According to the proposal, the tax rate of Rs4.7 million per filling valve or spout on factories, which only have foreign origin filling machines or a mix of foreign and local origin filling machine, is recommended to be increased to Rs7.5 million per filling valve – a 60% increase.

The proposal was pushed by three out of seven main dealers of Pepsi, after the government’s revenues from the industry turned negative despite promises made by these players that there will be a 25% increase in revenues, the sources added. They added that Coca Cola was willing to accept this proposal as its concentrate price was far less than Pepsi, keeping it competitive even after paying higher taxes.

On the recommendation of the players, the rate for the second category which includes factories using local machinery, and third category which includes factories with less than 40 filling valves or spouts installed, had been set at Rs3.76 million per filling valve and Rs1.2 million per filling valve respectively.

The sources said these rates will also be proportionally revised upward.

In the current budget, the PML-N government had increased the rate of federal excise duty on aerated water from 6 % to 9%. However, on the recommendation of these three players, a capacity tax was introduced.

The sources said that these three players were under declaring their capacity, putting other major players at disadvantageous position.
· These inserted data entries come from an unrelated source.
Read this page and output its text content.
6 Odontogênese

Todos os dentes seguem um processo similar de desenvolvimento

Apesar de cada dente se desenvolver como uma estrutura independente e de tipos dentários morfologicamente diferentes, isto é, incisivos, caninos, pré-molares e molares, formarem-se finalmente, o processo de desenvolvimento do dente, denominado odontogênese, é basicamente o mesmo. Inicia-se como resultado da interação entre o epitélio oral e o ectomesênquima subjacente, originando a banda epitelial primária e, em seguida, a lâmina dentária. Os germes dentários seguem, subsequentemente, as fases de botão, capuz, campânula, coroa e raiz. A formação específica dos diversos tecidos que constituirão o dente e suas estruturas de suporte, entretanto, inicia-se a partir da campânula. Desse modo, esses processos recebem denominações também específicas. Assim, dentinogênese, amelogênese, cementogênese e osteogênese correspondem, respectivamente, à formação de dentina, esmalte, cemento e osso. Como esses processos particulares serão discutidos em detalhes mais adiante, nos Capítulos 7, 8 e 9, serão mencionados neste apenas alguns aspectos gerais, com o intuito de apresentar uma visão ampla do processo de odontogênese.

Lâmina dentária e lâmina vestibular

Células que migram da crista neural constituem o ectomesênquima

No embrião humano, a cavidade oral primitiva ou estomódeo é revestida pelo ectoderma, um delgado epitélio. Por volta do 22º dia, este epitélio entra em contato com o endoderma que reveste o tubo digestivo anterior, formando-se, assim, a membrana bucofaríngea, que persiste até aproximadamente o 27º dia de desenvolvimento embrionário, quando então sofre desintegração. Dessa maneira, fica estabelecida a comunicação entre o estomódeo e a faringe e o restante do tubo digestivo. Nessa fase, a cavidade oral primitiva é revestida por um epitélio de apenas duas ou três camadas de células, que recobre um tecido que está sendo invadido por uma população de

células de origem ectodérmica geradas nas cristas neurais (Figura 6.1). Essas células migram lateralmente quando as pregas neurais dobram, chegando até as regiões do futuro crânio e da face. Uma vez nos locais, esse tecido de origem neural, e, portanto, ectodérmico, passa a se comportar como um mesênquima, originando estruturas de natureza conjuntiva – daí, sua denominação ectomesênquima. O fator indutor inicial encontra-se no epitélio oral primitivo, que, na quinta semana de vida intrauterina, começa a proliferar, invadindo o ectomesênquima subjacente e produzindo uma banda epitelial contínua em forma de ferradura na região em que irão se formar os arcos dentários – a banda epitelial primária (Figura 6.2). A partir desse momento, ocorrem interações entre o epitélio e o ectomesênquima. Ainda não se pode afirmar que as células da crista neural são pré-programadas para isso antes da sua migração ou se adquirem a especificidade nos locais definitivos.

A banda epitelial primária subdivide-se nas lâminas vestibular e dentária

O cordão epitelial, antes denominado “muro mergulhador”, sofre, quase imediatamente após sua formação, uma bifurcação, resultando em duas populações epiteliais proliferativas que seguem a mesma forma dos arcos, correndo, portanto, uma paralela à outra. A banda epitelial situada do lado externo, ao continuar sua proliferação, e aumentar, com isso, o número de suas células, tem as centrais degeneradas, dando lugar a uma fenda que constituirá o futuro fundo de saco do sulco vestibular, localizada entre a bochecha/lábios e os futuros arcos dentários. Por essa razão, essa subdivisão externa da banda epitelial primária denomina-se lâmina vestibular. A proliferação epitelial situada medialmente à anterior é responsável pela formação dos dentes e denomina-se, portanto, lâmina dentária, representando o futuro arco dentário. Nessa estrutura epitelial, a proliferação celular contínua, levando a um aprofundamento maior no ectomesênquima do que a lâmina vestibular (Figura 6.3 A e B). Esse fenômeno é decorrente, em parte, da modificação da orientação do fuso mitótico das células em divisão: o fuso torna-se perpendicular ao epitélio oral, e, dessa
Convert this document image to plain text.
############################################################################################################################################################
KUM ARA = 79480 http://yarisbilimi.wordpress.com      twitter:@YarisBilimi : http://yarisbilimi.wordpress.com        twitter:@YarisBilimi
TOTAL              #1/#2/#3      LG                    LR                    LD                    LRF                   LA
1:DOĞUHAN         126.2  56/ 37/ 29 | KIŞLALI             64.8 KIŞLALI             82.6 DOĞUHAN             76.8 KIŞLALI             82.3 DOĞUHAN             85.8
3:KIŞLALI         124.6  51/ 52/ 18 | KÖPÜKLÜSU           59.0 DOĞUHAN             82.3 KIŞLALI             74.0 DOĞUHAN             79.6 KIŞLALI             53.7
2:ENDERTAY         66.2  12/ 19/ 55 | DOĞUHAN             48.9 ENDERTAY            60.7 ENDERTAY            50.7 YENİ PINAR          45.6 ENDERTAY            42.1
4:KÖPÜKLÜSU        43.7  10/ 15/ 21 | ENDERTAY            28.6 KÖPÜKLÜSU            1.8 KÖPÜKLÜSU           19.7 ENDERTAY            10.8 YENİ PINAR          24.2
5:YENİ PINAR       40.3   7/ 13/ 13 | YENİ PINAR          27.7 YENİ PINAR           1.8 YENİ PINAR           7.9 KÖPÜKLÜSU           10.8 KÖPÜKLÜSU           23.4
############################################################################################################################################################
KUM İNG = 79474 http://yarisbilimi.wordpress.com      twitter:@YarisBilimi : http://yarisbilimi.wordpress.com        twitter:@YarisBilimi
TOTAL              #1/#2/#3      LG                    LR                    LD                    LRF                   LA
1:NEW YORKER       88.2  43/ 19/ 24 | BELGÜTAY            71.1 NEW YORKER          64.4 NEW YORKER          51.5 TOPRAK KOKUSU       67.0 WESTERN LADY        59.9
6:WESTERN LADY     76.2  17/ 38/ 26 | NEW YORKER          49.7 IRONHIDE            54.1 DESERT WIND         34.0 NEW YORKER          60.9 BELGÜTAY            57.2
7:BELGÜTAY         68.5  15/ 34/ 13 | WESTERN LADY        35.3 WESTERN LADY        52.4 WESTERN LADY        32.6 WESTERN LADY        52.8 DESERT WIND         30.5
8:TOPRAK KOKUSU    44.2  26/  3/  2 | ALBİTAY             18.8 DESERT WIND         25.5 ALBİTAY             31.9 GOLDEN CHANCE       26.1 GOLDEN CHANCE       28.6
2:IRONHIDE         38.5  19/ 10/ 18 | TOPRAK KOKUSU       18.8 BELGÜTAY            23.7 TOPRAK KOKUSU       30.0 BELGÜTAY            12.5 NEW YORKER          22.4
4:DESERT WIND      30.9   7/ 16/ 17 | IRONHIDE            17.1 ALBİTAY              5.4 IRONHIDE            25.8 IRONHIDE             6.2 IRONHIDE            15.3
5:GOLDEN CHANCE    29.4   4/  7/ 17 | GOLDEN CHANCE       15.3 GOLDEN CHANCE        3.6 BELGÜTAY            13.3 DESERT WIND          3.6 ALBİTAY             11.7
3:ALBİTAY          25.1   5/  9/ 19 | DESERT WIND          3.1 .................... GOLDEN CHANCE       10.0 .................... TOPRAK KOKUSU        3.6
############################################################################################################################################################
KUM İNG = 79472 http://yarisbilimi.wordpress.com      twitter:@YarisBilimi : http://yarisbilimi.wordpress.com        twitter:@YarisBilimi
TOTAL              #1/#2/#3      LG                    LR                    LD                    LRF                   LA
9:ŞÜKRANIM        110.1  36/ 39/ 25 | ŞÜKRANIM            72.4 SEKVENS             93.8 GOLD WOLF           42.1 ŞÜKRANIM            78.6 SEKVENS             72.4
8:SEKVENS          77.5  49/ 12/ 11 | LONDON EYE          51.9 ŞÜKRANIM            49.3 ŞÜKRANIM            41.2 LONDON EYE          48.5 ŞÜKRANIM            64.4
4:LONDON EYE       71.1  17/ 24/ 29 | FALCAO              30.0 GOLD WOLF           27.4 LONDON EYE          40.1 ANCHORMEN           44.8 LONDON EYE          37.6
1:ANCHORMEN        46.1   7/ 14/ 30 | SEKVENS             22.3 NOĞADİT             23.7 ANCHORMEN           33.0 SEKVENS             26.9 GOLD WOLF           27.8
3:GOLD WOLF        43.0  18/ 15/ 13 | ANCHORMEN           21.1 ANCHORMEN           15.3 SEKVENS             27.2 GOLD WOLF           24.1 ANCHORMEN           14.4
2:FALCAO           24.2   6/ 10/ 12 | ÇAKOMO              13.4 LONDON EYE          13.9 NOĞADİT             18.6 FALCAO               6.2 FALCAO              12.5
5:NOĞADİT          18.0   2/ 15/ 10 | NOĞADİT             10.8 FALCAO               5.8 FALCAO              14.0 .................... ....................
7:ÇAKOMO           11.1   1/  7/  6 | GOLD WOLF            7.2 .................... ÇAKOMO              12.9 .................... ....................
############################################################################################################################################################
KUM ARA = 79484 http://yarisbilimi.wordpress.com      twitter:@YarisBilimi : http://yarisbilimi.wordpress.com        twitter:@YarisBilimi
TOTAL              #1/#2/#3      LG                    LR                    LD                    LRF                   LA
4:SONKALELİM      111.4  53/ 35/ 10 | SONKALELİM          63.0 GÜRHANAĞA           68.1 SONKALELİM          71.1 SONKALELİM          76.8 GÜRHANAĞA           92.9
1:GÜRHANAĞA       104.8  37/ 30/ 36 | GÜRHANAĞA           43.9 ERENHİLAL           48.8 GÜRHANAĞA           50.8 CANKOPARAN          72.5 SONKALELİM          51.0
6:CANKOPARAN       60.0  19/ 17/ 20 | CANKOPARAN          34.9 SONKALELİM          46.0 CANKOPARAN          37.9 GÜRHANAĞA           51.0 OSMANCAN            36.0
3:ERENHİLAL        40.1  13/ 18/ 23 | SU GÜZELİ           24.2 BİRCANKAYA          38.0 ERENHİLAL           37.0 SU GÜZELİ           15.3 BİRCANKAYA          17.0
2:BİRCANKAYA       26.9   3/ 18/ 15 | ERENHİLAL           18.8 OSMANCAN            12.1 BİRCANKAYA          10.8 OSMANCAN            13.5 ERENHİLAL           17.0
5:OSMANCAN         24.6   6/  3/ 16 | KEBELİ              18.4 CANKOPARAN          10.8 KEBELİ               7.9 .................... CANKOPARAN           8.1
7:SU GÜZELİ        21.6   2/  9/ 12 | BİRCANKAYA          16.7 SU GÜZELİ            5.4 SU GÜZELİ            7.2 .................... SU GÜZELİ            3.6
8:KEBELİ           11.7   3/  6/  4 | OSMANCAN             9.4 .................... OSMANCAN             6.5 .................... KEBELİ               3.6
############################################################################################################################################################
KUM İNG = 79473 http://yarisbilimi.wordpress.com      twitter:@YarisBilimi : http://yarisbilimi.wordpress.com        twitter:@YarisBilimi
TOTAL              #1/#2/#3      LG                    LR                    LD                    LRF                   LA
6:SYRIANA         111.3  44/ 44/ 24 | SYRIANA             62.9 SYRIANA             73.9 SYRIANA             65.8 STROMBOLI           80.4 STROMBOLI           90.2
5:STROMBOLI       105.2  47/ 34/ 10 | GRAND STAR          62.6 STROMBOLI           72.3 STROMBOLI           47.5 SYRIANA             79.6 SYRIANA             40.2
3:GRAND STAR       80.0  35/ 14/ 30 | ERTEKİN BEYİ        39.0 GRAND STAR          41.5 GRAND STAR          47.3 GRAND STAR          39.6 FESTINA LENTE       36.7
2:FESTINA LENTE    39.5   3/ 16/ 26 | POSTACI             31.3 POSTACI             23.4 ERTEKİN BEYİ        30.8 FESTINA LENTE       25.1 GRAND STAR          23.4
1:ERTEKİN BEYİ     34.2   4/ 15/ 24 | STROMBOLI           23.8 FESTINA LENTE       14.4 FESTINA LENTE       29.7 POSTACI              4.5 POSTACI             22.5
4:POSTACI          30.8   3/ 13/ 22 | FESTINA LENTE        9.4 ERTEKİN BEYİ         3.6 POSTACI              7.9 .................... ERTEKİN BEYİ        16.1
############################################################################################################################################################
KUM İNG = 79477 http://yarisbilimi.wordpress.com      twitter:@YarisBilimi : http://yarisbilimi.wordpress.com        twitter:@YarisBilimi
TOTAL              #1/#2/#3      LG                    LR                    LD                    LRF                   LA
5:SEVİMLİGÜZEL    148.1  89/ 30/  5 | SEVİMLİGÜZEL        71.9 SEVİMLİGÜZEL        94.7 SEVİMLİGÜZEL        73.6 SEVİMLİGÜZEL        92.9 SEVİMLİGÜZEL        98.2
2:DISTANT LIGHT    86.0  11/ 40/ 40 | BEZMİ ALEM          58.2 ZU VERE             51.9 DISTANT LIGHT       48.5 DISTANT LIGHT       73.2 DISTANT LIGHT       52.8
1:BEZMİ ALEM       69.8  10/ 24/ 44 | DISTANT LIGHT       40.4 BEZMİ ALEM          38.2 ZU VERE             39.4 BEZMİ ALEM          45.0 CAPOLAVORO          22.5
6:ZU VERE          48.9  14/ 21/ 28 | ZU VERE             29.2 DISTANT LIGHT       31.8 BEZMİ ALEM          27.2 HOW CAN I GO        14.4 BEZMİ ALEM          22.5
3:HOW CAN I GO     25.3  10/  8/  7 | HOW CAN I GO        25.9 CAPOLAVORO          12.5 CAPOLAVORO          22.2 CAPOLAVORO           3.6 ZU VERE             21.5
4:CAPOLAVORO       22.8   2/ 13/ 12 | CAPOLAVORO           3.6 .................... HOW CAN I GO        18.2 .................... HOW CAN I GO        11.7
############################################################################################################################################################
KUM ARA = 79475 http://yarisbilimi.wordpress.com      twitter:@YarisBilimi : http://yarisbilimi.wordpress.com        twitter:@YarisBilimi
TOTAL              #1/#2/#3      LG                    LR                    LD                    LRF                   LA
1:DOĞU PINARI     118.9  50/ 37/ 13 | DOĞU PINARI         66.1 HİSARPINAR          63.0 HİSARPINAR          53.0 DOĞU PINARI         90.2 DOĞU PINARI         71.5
The capacity tax system had been abandoned in the 90s after it failed to yield the desired results.

Finance Minister Ishaq Dar and Federal Board of Revenue Chairman Tariq Bajwa had expressed reservations to some of these decisions, revealed sources in the Ministry of Finance.

The sources said that if the capacity system continued, it could become a potential case for National Accountability Bureau (NAB).

The big three sold the capacity tax idea to check massive evasion of a small player that was gradually growing bigger as a result, and hit the interests of one of the major players while taking a significant share of the Faisalabad market, the sources said.

Instead of advising the government to bring the evader under the radar by monitoring and tracking its production and sales through electronic and other means that are available under the Sales Tax law, these players decided to exploit the system to their benefit by using their clout, revealed the sources.

A commission, formed by the Lahore High Court, recommended suspending the capacity tax system.

Published in The Express Tribune, February 27th, 2014.